When pain shot through my limbs, I knew I would be all right. I could feel, I could see the vast sky whilom me, I could tropical my vision and unshut them to this same scene: Cops peering lanugo on me, concerned neighbors shuffling to my left, the terrified suburbanite on one knee, whispering into my right ear, “I am so sorry…” A week later, he sent a pink notecard through the mail: “I am so sorry for what happened to you…”

For what happened to you.

The sting of this preposterous liaison is possibly the most lasting trauma of the whole experience. I held the letter in shaking hands and read it over and over. The witlessness of this guy, perhaps coached by his lawyer or his wife to thoughtfully segregate the stationery and use his own, gentle handwriting, and most of all to take special superintendency with the language of his note, troubles me still, and how could it not? He was showing some concern, but while taking no responsibility or plane whereas agency. That’s what culture is, a normalization. But there is nothing normal well-nigh any of this except a woman slowing lanugo as she walked in a crosswalk on a trappy day.
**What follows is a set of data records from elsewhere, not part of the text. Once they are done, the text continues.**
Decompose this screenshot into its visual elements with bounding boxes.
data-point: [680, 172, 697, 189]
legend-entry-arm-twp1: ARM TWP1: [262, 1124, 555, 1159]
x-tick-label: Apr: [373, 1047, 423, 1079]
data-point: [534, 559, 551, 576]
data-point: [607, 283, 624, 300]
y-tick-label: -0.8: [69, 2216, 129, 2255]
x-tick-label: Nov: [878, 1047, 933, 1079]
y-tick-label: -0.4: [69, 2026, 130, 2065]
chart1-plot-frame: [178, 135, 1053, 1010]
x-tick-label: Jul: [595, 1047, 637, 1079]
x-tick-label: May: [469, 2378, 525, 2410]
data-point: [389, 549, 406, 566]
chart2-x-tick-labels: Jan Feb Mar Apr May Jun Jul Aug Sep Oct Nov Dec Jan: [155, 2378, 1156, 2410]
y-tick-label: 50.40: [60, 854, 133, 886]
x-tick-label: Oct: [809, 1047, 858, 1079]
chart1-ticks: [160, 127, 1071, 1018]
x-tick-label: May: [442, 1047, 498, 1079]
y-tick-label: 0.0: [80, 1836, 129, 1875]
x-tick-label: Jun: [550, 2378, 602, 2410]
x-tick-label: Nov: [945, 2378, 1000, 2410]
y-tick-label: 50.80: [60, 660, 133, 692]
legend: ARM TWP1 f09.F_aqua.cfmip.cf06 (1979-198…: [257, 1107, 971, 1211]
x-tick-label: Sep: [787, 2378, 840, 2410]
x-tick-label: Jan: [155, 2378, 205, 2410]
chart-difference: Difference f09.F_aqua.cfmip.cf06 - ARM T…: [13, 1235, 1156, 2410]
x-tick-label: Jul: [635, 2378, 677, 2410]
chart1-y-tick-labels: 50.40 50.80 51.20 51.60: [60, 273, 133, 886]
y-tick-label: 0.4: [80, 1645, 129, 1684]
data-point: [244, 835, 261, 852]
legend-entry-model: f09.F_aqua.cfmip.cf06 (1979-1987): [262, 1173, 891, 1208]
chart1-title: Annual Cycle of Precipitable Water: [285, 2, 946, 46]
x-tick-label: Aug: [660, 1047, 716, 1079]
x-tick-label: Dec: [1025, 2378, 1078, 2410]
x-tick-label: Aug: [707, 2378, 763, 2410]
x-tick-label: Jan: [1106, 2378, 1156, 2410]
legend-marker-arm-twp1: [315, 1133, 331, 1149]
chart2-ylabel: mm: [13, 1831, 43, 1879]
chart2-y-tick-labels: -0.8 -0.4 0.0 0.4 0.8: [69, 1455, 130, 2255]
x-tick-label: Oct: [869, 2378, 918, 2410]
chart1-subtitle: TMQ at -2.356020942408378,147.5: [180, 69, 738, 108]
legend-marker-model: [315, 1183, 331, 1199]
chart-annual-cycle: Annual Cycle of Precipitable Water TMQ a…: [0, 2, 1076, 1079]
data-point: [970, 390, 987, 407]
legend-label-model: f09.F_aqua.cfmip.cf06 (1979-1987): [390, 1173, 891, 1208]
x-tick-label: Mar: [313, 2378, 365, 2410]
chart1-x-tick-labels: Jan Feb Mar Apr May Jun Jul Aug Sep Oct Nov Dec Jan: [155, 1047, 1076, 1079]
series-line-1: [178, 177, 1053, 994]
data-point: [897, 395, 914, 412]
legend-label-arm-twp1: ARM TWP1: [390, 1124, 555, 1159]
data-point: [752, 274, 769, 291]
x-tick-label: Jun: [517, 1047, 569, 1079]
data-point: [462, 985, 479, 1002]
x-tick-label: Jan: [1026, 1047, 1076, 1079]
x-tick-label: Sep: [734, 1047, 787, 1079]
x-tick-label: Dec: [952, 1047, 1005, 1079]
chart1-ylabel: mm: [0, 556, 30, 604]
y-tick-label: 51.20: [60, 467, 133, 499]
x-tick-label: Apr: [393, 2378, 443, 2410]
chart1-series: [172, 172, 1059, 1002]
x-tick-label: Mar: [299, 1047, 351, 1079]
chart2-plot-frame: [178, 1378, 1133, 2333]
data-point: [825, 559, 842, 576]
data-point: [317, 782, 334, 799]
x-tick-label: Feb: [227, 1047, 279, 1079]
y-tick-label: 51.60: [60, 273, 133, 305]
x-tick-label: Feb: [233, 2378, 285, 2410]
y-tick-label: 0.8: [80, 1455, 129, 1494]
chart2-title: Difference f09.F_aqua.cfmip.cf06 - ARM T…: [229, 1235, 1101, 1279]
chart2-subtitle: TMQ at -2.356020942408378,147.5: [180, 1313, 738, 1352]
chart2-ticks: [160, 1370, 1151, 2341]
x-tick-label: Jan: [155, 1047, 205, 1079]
I did some research and discovered that 108 people were injured in 519 reported crashes on the same day as I was, Oct. 24, 2015. In a public database, that well-done fall day was simply normal — just flipside day in a year when 51,356 people were injured in 217,658 reported crashes. That averages out to 140 people injured in 596 reported crashes on the stereotype day — one crash every two minutes.

Weeks later I was worldly-wise to read the police report, which states that I, the victim, “seemed to stop in the street.” There was nothing well-nigh how the suburbanite kept moving, as New Yorkers do equal to the lawmaking of the city. The police report blamed the victim: I caused my own pain. Innate to this is an understanding, a normalizing, an visa that people overdue the wheels of cars don’t have the utmost responsibility to simply slow lanugo and prevent crashes.

Pedestrians learn this in New York: squint both ways, but increasingly than that, alimony an eye out for bad behavior, for anyone doing the wrong thing, considering the pedestrian, the human stuff with nothing tent her but her coat, will pay. Automobiles are moving boxes of metal that often protect whoever is inside. The fact that many, many drivers are moving too fast, are looking at phones and arguing with passengers, are usually unafraid to do as they wish, leaves pedestrians without protection. The vulnerability of the walker is an remembrance in the current system of municipality life. Struck pedestrians are left to think, “I ought to have expected this. How dare I relax while crossing a municipality street?”

Is it any wonder that since that day, I have struggled to navigate any street without fear? I notice myself wince whenever a moving car comes within a few feet. When I hear an ambulance blare, I tropical my vision and I am when in that crosswalk. And of undertow I marvel ruefully at what could have been. I had managed to save my organs, and my knees and right hip sooner healed, without years of therapy and acupuncture and simply waiting. I have waited for the bruises to fade (I had a hematoma that remained for years) and for the fear to lessen. There is a lump at the point of impact, overly reminding me to watch out. And there is a pessimism I siphon well-nigh drivers. I am waiting for drivers to do better.

Alexandra Beers is a Brooklyn writer and teacher.